The Push Pass is one of the most functional passing techniques in basketball. Especially useful in the half court, the strength of the push pass is in the ability to keep the ball away from the defender when passing.
The push pass has some drawbacks though. One of the most significant is that it focuses on using just one arm to direct the pass. This can be more difficult to control and misdirection is a common issue. This is especially the case in high-speed and pressure situations where players are trying to pass the ball quickly and their technique is not perfect.
Another common issue with the performance of the push pass is the ability of players to generate power. Because the push pass focuses on one arm generating a large part of the force in the pass, young players or those inexperienced with using the pass can sometimes find generating enough power difficult.

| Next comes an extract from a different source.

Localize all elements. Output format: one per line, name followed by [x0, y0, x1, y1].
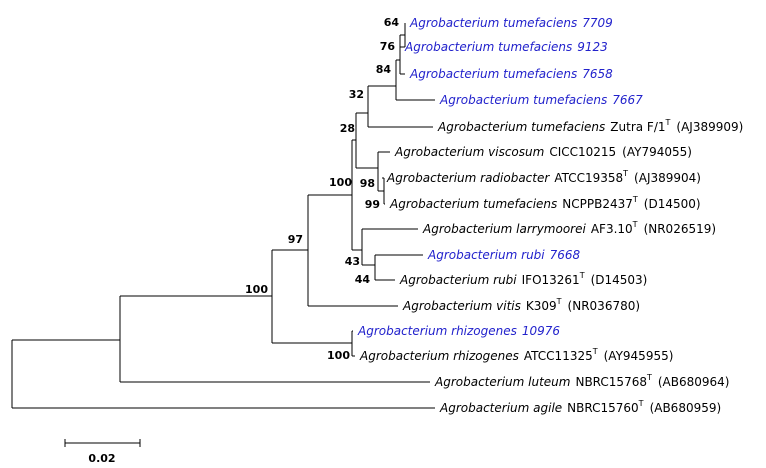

Many of the issues faced in using, and perfecting the push pass lie in the refinement of a players technique. These focus points on technique include the following:
Start the Push Pass from a Triple Threat Stance; in all passing situations, and just in general, when practicing different techniques have players start in a Triple Threat Stance so they become familiar with the habit
Players should Step towards the Intend Target; to help start the powerful movement of a push pass players should utilise good footwork by stepping towards the intended target to help build momentum
Maintain low stance during step; at no time should the step result in the legs of the player becoming full straightened. Legs should maintain some bend at the knees
During the Step the Ball moves up the side of the body to the Chest; this movement will force the elbow of the arm on which the ball is to move behind the line of the body. This places the arm behind the ball ready to push through the ball to execute the pass. This action will also see the wrist ‘cocked’ behind the ball with the fingers of the hand pointing up
The Off Hand should remain on the Ball; the offhand should remain on the ball to help with stability and control of the ball
The Ball side Arm now pushes through the Ball; the arm should extend so there is a straight line is created from the shoulder, elbow wrist and middle finger all pointing at the intended target
As the Arm fully extended, the Wrist is ‘snapped’ to put backspin on the ball; the ‘cocked’ wrist should help generate the backspin desired as the wrist is flicked in a downward motion at the end of the arm extension
The push pass comes into its own during pass progression and reversal around the three-point line. The ability for a player to receive a ball on one side of their body, rip the ball to the other side, and then pass while still maintaining solid ball protection is vital in high pressure situations. As players mature and develop their technique, coordination and strength and the push pass can be used more confidently in the full court.